Kammasud Naparat, Boonyarat Chantana, Tsunoda Satoshi, Sakurai Hiroaki, Saiki Ikuo, Grierson David S, Vajragupta Opa
Department of Pharmaceutical Chemistry, Faculty of Pharmacy, Mahidol University, Bangkok, Thailand.
Bioorg Med Chem Lett. 2007 Sep 1;17(17):4812-8. doi: 10.1016/j.bmcl.2007.06.058. Epub 2007 Jun 26.

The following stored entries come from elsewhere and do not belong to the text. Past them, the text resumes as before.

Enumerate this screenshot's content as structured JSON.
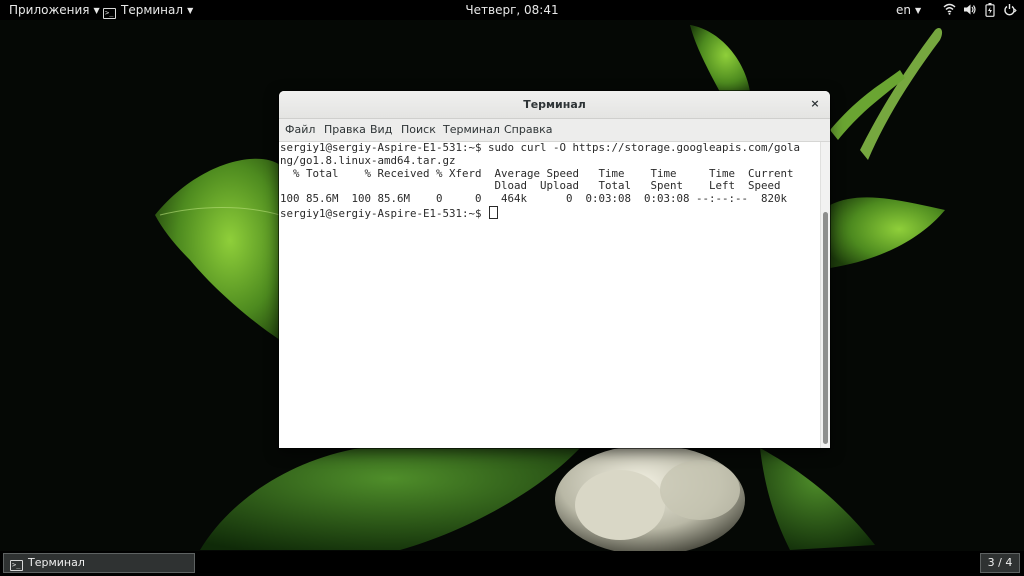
{
  "topbar": {
    "applications_label": "Приложения",
    "app_menu_label": "Терминал",
    "clock": "Четверг, 08:41",
    "language": "en",
    "tray_icons": [
      "wifi-icon",
      "volume-icon",
      "battery-icon",
      "power-icon"
    ]
  },
  "window": {
    "title": "Терминал",
    "close_glyph": "×",
    "menu": [
      "Файл",
      "Правка",
      "Вид",
      "Поиск",
      "Терминал",
      "Справка"
    ]
  },
  "terminal": {
    "lines": [
      "sergiy1@sergiy-Aspire-E1-531:~$ sudo curl -O https://storage.googleapis.com/gola",
      "ng/go1.8.linux-amd64.tar.gz",
      "  % Total    % Received % Xferd  Average Speed   Time    Time     Time  Current",
      "                                 Dload  Upload   Total   Spent    Left  Speed",
      "100 85.6M  100 85.6M    0     0   464k      0  0:03:08  0:03:08 --:--:--  820k"
    ],
    "prompt": "sergiy1@sergiy-Aspire-E1-531:~$ "
  },
  "taskbar": {
    "window_button_label": "Терминал",
    "workspace": "3 / 4"
  },
  "colors": {
    "panel": "#000000",
    "window_bg": "#ffffff",
    "leaf_green": "#5a9a2a",
    "flower": "#e8e6d8"
  }
}
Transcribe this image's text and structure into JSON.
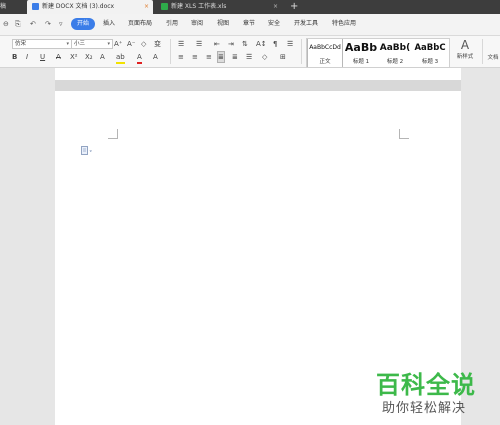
{
  "titlebar": {
    "home_tab": "稿",
    "tabs": [
      {
        "label": "新建 DOCX 文档 (3).docx",
        "close": "×",
        "icon": "doc-icon",
        "color": "#3b7de8"
      },
      {
        "label": "新建 XLS 工作表.xls",
        "close": "×",
        "icon": "xls-icon",
        "color": "#2eaa4a"
      }
    ],
    "new_tab": "+"
  },
  "menubar": {
    "quick_access": [
      "⊖",
      "⎘",
      "↶",
      "↷",
      "▿"
    ],
    "items": [
      "开始",
      "插入",
      "页面布局",
      "引用",
      "审阅",
      "视图",
      "章节",
      "安全",
      "开发工具",
      "特色应用"
    ],
    "active_index": 0
  },
  "ribbon": {
    "font_name": "仿宋",
    "font_size": "小三",
    "dropdown_arrow": "▾",
    "row1_buttons": [
      "A⁺",
      "A⁻",
      "◇",
      "变"
    ],
    "row2_buttons": [
      "B",
      "I",
      "U",
      "A",
      "X²",
      "X₂",
      "A",
      "ab",
      "A",
      "A"
    ],
    "para_row1": [
      "☰",
      "☰",
      "⇤",
      "⇥",
      "⇅",
      "A↕",
      "¶",
      "☰"
    ],
    "para_row2": [
      "≡",
      "≡",
      "≡",
      "≣",
      "≣",
      "☰",
      "◇",
      "⊞"
    ],
    "styles": [
      {
        "sample": "AaBbCcDd",
        "label": "正文"
      },
      {
        "sample": "AaBb",
        "label": "标题 1"
      },
      {
        "sample": "AaBb(",
        "label": "标题 2"
      },
      {
        "sample": "AaBbC",
        "label": "标题 3"
      }
    ],
    "new_style_label": "新样式",
    "doc_tools_label": "文档"
  },
  "watermark": {
    "main": "百科全说",
    "sub": "助你轻松解决"
  },
  "colors": {
    "accent": "#3b7de8",
    "brand_green": "#3db94a"
  }
}
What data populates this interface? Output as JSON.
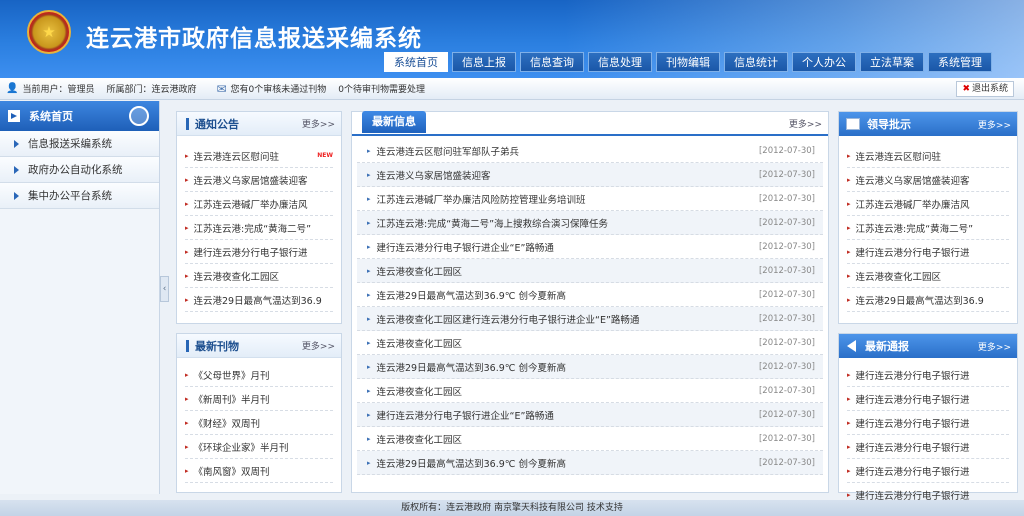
{
  "header": {
    "title": "连云港市政府信息报送采编系统",
    "nav": [
      "系统首页",
      "信息上报",
      "信息查询",
      "信息处理",
      "刊物编辑",
      "信息统计",
      "个人办公",
      "立法草案",
      "系统管理"
    ]
  },
  "infobar": {
    "user": "当前用户：管理员",
    "dept": "所属部门：连云港政府",
    "msg1": "您有0个审核未通过刊物",
    "msg2": "0个待审刊物需要处理",
    "logout": "退出系统"
  },
  "sidebar": {
    "title": "系统首页",
    "items": [
      "信息报送采编系统",
      "政府办公自动化系统",
      "集中办公平台系统"
    ]
  },
  "notice": {
    "title": "通知公告",
    "more": "更多>>",
    "new_badge": "NEW",
    "items": [
      "连云港连云区慰问驻",
      "连云港义乌家居馆盛装迎客",
      "江苏连云港碱厂举办廉洁风",
      "江苏连云港:完成“黄海二号”",
      "建行连云港分行电子银行进",
      "连云港夜查化工园区",
      "连云港29日最高气温达到36.9"
    ]
  },
  "journal": {
    "title": "最新刊物",
    "more": "更多>>",
    "items": [
      "《父母世界》月刊",
      "《新周刊》半月刊",
      "《财经》双周刊",
      "《环球企业家》半月刊",
      "《南风窗》双周刊"
    ]
  },
  "latest": {
    "title": "最新信息",
    "more": "更多>>",
    "rows": [
      {
        "t": "连云港连云区慰问驻军部队子弟兵",
        "d": "[2012-07-30]"
      },
      {
        "t": "连云港义乌家居馆盛装迎客",
        "d": "[2012-07-30]"
      },
      {
        "t": "江苏连云港碱厂举办廉洁风险防控管理业务培训班",
        "d": "[2012-07-30]"
      },
      {
        "t": "江苏连云港:完成“黄海二号”海上搜救综合演习保障任务",
        "d": "[2012-07-30]"
      },
      {
        "t": "建行连云港分行电子银行进企业“E”路畅通",
        "d": "[2012-07-30]"
      },
      {
        "t": "连云港夜查化工园区",
        "d": "[2012-07-30]"
      },
      {
        "t": "连云港29日最高气温达到36.9℃ 创今夏新高",
        "d": "[2012-07-30]"
      },
      {
        "t": "连云港夜查化工园区建行连云港分行电子银行进企业“E”路畅通",
        "d": "[2012-07-30]"
      },
      {
        "t": "连云港夜查化工园区",
        "d": "[2012-07-30]"
      },
      {
        "t": "连云港29日最高气温达到36.9℃ 创今夏新高",
        "d": "[2012-07-30]"
      },
      {
        "t": "连云港夜查化工园区",
        "d": "[2012-07-30]"
      },
      {
        "t": "建行连云港分行电子银行进企业“E”路畅通",
        "d": "[2012-07-30]"
      },
      {
        "t": "连云港夜查化工园区",
        "d": "[2012-07-30]"
      },
      {
        "t": "连云港29日最高气温达到36.9℃ 创今夏新高",
        "d": "[2012-07-30]"
      }
    ]
  },
  "leader": {
    "title": "领导批示",
    "more": "更多>>",
    "items": [
      "连云港连云区慰问驻",
      "连云港义乌家居馆盛装迎客",
      "江苏连云港碱厂举办廉洁风",
      "江苏连云港:完成“黄海二号”",
      "建行连云港分行电子银行进",
      "连云港夜查化工园区",
      "连云港29日最高气温达到36.9"
    ]
  },
  "bulletin": {
    "title": "最新通报",
    "more": "更多>>",
    "items": [
      "建行连云港分行电子银行进",
      "建行连云港分行电子银行进",
      "建行连云港分行电子银行进",
      "建行连云港分行电子银行进",
      "建行连云港分行电子银行进",
      "建行连云港分行电子银行进"
    ]
  },
  "footer": "版权所有：连云港政府        南京擎天科技有限公司  技术支持",
  "icons": [
    "national-emblem-icon",
    "user-icon",
    "mail-icon",
    "close-icon",
    "home-icon",
    "refresh-icon",
    "image-icon",
    "speaker-icon"
  ],
  "colors": {
    "brand": "#1e5fb8",
    "nav_active": "#ffffff",
    "new_badge": "#ee2222"
  }
}
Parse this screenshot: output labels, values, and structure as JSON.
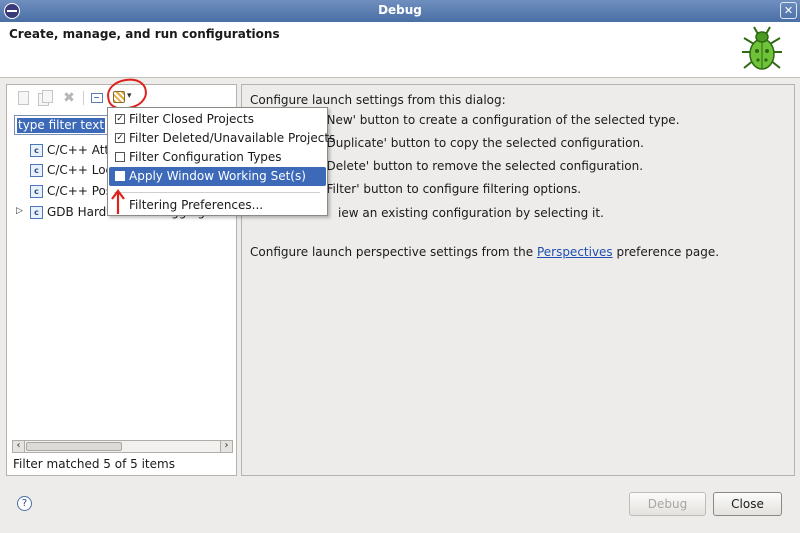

NP603, the 6-dimethoxy phenyl indolin-2-one, was designed as FGF receptor 1 inhibitor by computational study. NP603 was synthesized and found to be more active against endothelial proliferation of HUVEC after the rhFGF-2 stimulation than SU6668 with minimum effective dose of 0.4 microM but with similar potency as SU16g. NP603 inhibited the tyrosine phosphorylation in FGF receptor and the activation of extracellular signal-regulated kinase and c-Jun-N-terminal-kinase after the rhFGF-2 stimulation. The increase in activity of NP603 supports the role of Lys514 movement in ligand-receptor binding in modeling study as the movement accommodates the hydrophobic interaction at the receptor pocket leading to the enhancement of binding capacity.
NP603,即6-二甲氧基苯基吲哚啉-2-酮,通过计算机研究被设计为成纤维细胞生长因子受体1(FGF receptor 1)抑制剂。NP603被合成出来,并且发现在rhFGF-2刺激后,它对人脐静脉内皮细胞(HUVEC)的内皮增殖活性比SU6668更高,最小有效剂量为0.4微摩尔,但效力与SU16g相似。NP603在rhFGF-2刺激后抑制了FGF受体中的酪氨酸磷酸化以及细胞外信号调节激酶和c-Jun氨基末端激酶的激活。NP603活性的增加支持了建模研究中Lys514移动在配体-受体结合中的作用,因为该移动适应了受体口袋处的疏水相互作用,从而导致结合能力增强。